The research on men shows somewhat less flexibility. But Diamond and other researchers have compiled numerous case studies of gay men who spent years feeling (and acting) fully and comfortably homosexual, only then to fall unexpectedly in love with a heterosexual woman.

Recently, I interviewed two people who went through this sexual upheaval late in life themselves. Both said they had never even considered falling in love with someone of the same — or opposite — gender until they reached their 50s or 60s. Only at that relatively late stage in life did they undergo startling 180-degree turns in their sexual orientation. (While the facts of each case are accurate, I've used pseudonyms at the subjects' request.)

Violet — a tall, striking woman of 60 with snow-white hair — had never married, but she had enjoyed major love affairs with men. Intensely dedicated to her career, she became a TV executive at age 40. After her last relationship with a man ended in her 40s, Violet says she "gave up on love."

 

Then she met Susan.

A marketing expert, Susan was in a pleasant but not passionate heterosexual marriage at the time. She valued her extended family — husband, two children and their spouses, and four grandchildren — more than anything else. Susan had never been unfaithful. She had never been attracted to another woman. But from the moment she and Violet began working together on a project, sparks flew, shocking both women. A physical relationship of 12 years ensued.

 

When Violet finally admitted to herself that the two women would never enjoy a fully realized partnership, she ended the relationship. (Susan's husband knew about his wife's involvement and tolerated it, but neither he nor Susan was willing to jeopardize their close-knit family relations.) Violet loved Susan with all her heart, but she did not define herself as gay in the wake of the affair — nor has she become involved in another same-sex relationship since. Her "sexual turnaround" applied to Susan and Susan alone.

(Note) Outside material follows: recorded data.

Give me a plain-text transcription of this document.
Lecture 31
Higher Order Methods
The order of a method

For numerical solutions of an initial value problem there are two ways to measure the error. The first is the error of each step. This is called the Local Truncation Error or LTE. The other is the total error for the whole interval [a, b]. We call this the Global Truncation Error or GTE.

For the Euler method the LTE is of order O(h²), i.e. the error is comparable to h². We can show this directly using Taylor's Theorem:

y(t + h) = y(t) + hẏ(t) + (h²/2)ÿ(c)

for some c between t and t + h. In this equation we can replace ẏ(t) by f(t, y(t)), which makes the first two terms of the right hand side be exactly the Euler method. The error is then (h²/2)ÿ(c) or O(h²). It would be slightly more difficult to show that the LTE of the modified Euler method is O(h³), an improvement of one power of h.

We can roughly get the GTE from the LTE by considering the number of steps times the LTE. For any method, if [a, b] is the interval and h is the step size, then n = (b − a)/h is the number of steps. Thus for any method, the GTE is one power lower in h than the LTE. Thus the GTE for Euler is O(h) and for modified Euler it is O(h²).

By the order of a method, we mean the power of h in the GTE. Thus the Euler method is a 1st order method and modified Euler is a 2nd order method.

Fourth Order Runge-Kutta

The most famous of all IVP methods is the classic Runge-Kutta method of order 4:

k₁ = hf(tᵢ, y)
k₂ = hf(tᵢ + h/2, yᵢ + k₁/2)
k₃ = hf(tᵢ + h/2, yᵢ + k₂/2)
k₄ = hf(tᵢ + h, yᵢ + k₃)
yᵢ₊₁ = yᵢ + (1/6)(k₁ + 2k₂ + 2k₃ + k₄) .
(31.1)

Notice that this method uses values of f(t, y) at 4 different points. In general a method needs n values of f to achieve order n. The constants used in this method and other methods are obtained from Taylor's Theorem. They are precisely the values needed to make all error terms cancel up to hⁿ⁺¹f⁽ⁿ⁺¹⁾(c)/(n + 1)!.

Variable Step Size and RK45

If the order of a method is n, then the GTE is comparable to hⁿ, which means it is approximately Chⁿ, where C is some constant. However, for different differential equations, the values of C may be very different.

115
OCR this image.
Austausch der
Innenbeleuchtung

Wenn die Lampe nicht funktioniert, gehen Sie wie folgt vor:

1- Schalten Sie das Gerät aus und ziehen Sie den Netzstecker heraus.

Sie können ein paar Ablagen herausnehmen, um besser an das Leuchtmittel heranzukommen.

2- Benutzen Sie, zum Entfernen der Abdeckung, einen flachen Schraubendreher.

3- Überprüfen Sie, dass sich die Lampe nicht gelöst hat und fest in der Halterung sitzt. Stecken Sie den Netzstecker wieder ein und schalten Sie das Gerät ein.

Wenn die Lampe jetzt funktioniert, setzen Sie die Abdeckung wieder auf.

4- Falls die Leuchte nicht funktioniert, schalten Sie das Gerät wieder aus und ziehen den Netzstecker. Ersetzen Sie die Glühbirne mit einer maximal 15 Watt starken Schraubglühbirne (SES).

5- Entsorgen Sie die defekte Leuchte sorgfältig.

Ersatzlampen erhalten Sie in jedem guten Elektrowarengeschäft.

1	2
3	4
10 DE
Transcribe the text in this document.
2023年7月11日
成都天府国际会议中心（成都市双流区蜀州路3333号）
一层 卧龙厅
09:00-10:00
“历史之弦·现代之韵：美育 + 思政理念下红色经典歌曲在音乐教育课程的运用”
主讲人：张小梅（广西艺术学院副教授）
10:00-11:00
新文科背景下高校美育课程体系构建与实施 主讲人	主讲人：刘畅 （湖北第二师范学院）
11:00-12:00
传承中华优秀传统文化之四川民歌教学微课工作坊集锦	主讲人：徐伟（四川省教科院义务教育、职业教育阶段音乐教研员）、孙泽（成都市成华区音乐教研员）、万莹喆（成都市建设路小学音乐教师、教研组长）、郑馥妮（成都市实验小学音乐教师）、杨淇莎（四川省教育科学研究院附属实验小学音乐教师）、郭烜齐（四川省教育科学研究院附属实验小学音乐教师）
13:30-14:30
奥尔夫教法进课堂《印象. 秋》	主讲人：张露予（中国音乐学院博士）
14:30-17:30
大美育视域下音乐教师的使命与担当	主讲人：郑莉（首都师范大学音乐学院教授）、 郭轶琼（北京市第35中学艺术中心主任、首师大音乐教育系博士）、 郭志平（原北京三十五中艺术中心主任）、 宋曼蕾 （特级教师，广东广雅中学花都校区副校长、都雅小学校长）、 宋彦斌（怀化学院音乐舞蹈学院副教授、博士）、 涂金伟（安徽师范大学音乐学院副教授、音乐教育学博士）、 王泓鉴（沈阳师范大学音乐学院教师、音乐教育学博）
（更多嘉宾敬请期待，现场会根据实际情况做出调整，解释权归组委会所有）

Ned had been gay his entire adult life. Though he had a few sexual relationships with women in high school, he never thought of himself as heterosexual or even bisexual: Ned liked women, but he loved men.

When he was 29, Ned fell deeply in love with Gerry, a man 10 years older. They remained a couple for 23 years, which included getting married in 2008, the year California first permitted same-sex unions. Like most spouses, Ned and Gerry had their ups and downs, but they always considered their marriage rock-solid.

Then, turmoil: Gerry was falsely accused of improprieties at work. Eventually, he was exonerated, but Gerry's legal defense took a toll — both personally and financially — on the couple. To help restock their coffers, Ned entered graduate school, where he started spending a lot of time with fellow students. Before long, he had fallen deeply in love with one of them, a woman named Elsa.

Gerry was naturally stunned when Ned asked him for a divorce. The split unfolded amicably enough, but Gerry saw Ned's actions as inconceivable and unexplainable. Within a year Ned and Elsa were married and had a baby daughter; their marriage remains strong today.

These stories are unusual, but they are not unique. They point up how imperfectly behavioral scientists understand what attracts us to a certain person at one time in our lives, but to a completely different kind of person at another. Violet and Ned add two more bits of anecdotal evidence to our dawning understanding that many of us possess more sexual flexibility than we ever knew.